The reason that this hushed stereotype still exists is rooted in socially constructed and learned behavior. As exemplified by the four year-old at the pre-school, from a very young age we learn gender rules on a variety of subjects that range from toys and clothes to behavior and jobs. Consequently, I believe that the average Joe and Josephine on the street quietly subscribes to the idea that nursing, being female dominated, is also associated with the female personality attributes of caring and empathy while medicine, being male-dominated, is associated with the male personality attribute of scientific objectivity. Or, put more simply, RNs are sensitive girls and doctors are scientific boys. Furthermore, this translates to why Joe and Josephine view medical science, being more quantifiable than the ever-ambiguous emotion, as being equated with intelligence, while they view nursing as less intelligent.

It is absolutely time to smash these perceptions. Easy. Although it is true that nursing fosters a slightly more nurturing perspective than medicine, nursing is an incredibly dynamic field that includes nursing research on subjects not traditionally associated with nurses. For example, a colleague of mine, Monica R. McLemore, a Ph.D. Candidate and American Cancer Society Fellow at the University of California, San Francisco School of Nursing, recently described her research to me, “Simply put, I study the isoforms of CA125, which is a tumor marker of ovarian cancer. I also attempt to correlate these isoforms (using kilodalton size as a proxy for the true amino acid sequence, since I'm not THAT well funded) to serum concentration.” How about them apples?

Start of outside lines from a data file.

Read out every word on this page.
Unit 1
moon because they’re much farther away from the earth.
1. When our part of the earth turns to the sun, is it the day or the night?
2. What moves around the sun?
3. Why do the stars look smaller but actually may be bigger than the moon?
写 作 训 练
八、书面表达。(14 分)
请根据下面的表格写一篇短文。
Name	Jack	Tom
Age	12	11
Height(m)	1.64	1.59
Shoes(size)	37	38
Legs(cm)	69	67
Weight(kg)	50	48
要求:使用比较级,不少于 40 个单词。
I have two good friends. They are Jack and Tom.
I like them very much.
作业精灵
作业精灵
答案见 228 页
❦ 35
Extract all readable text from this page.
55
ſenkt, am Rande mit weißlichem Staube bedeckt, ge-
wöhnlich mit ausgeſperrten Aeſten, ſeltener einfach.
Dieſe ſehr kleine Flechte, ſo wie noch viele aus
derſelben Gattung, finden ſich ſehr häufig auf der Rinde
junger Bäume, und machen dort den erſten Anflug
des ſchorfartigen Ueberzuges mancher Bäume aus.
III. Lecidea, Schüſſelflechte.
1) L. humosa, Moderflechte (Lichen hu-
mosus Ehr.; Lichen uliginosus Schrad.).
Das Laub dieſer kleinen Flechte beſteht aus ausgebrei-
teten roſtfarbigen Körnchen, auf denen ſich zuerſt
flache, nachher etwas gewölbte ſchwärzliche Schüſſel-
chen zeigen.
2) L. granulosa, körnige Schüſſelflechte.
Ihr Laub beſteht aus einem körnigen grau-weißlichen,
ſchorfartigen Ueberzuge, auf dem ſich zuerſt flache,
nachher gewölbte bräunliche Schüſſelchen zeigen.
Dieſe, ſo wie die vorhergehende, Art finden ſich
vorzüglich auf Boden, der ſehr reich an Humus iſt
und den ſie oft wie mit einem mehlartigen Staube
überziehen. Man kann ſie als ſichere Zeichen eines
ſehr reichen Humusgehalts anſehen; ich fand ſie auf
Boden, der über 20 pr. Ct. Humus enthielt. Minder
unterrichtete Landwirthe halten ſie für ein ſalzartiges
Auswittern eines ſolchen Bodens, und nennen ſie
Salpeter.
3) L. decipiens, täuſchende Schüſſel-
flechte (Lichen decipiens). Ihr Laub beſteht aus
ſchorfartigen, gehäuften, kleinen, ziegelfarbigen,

As a man within a traditionally female-dominated profession, I am acutely aware of the fact that my presence in this profession is still perceived with some discomfort due to the fact that the socially constructed stereotypes of yesteryear still govern many people’s perception of the field. My message to you is this: let’s evolve people. It is absolutely time that we embrace a more enlightened perspective in order to truly understand the incredibly dynamic and diverse field of nursing.